The Los Angeles Police Department is hardly denying that it's using technology to help keep track of where ex-cons, and those who are most likely to break the law, are most likely to be found.
Not only do these tools allow higher-ups to assign additional patrol officers to these areas, they say, it's also helped reduce crime rates.
Part of it relates to data collection while the other part is real-time computer tracking; the program uses both street-intelligence and high-speed computer calculations to point officers in a particular direction. Sources within the LAPD says it's been so successful that the program has started to get national attention.
Concerns about privacy rights
The American Civil Liberties Union (ACLU) has been among those who are speaking out against the use of spy software.
A recent report found that 40 California counties spent more than $65 million on this type of surveillance in the past 10 years alone. This spans everything from the use of drones, to license plate readers and even cell phone interception technology.
The ACLU's biggest gripe is that the public is being kept in the dark in terms of how, when and where these types of tools are being used. If the public isn't aware of it, they said, these systems are far more likely to be abused.
Only a handful of these communities have access to law enforcement policies and procedures for the use of spy technology; most were entirely in the dark about the ways police and sheriff's officials were collecting data.
The agency is also concerned that this finding is just the tip of the iceberg; this spending only accounts for funds that have been obtained through city council and county supervisor approval. It doesn't include what may have been purchased through the use of state or federal grant funding.
The debate over a 'necessary evil'
While a great number of people see value in using spy technology to help curb crime rates, nearly everyone agrees that the public needs greater transparency.
The use of license plate readers, for example, helps streamline a process that would otherwise involve officers manually looking information up.
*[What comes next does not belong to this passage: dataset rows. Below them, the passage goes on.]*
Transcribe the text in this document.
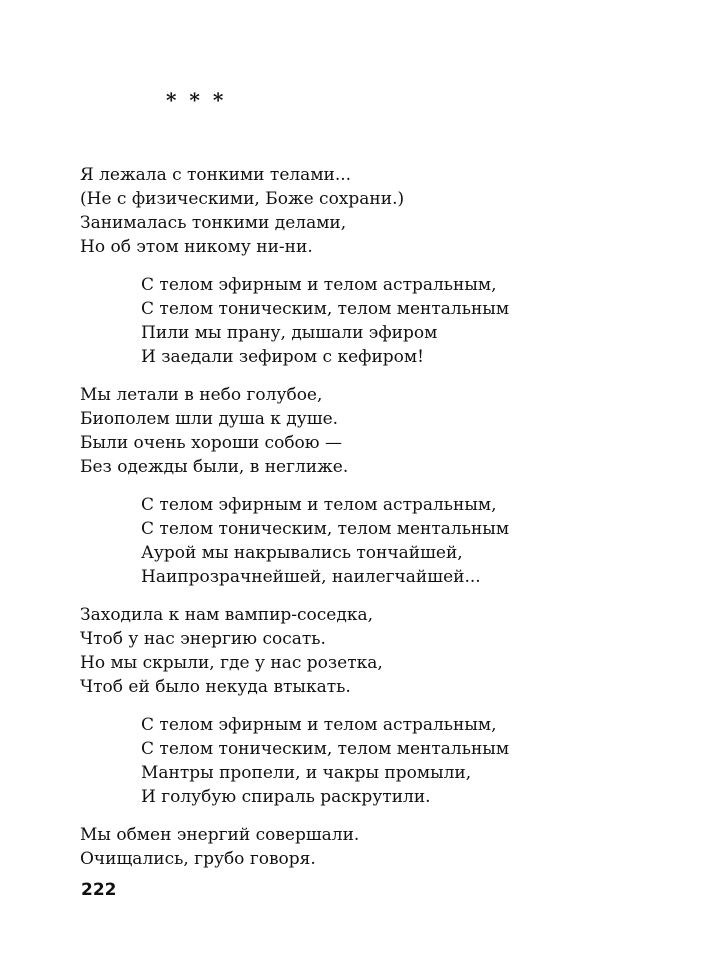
* * *
Я лежала с тонкими телами...
(Не с физическими, Боже сохрани.)
Занималась тонкими делами,
Но об этом никому ни-ни.
С телом эфирным и телом астральным,
С телом тоническим, телом ментальным
Пили мы прану, дышали эфиром
И заедали зефиром с кефиром!
Мы летали в небо голубое,
Биополем шли душа к душе.
Были очень хороши собою —
Без одежды были, в неглиже.
С телом эфирным и телом астральным,
С телом тоническим, телом ментальным
Аурой мы накрывались тончайшей,
Наипрозрачнейшей, наилегчайшей...
Заходила к нам вампир-соседка,
Чтоб у нас энергию сосать.
Но мы скрыли, где у нас розетка,
Чтоб ей было некуда втыкать.
С телом эфирным и телом астральным,
С телом тоническим, телом ментальным
Мантры пропели, и чакры промыли,
И голубую спираль раскрутили.
Мы обмен энергий совершали.
Очищались, грубо говоря.
222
On the flip side of that coin, privacy rights groups say the public should be and needs to be aware of when Big Brother is watching.
A similar argument is being made when it comes to law enforcement agencies deploying spy drones.
Concerns over how data is being used
The ACLU says they are worried that the LAPD's data collection systems may be compiling files against citizens simply based on whether that person is likely to commit a crime, which violates federal law.
And although higher ups suggest system analysts delete names from their list after a set period of time, there isn't any hard criteria that requires them to do so.
Others say that while there are benefits to using algorithms to collect data and predict crime, that law enforcement agencies need to be cautious and make sure they don't cross an intelligence gathering line.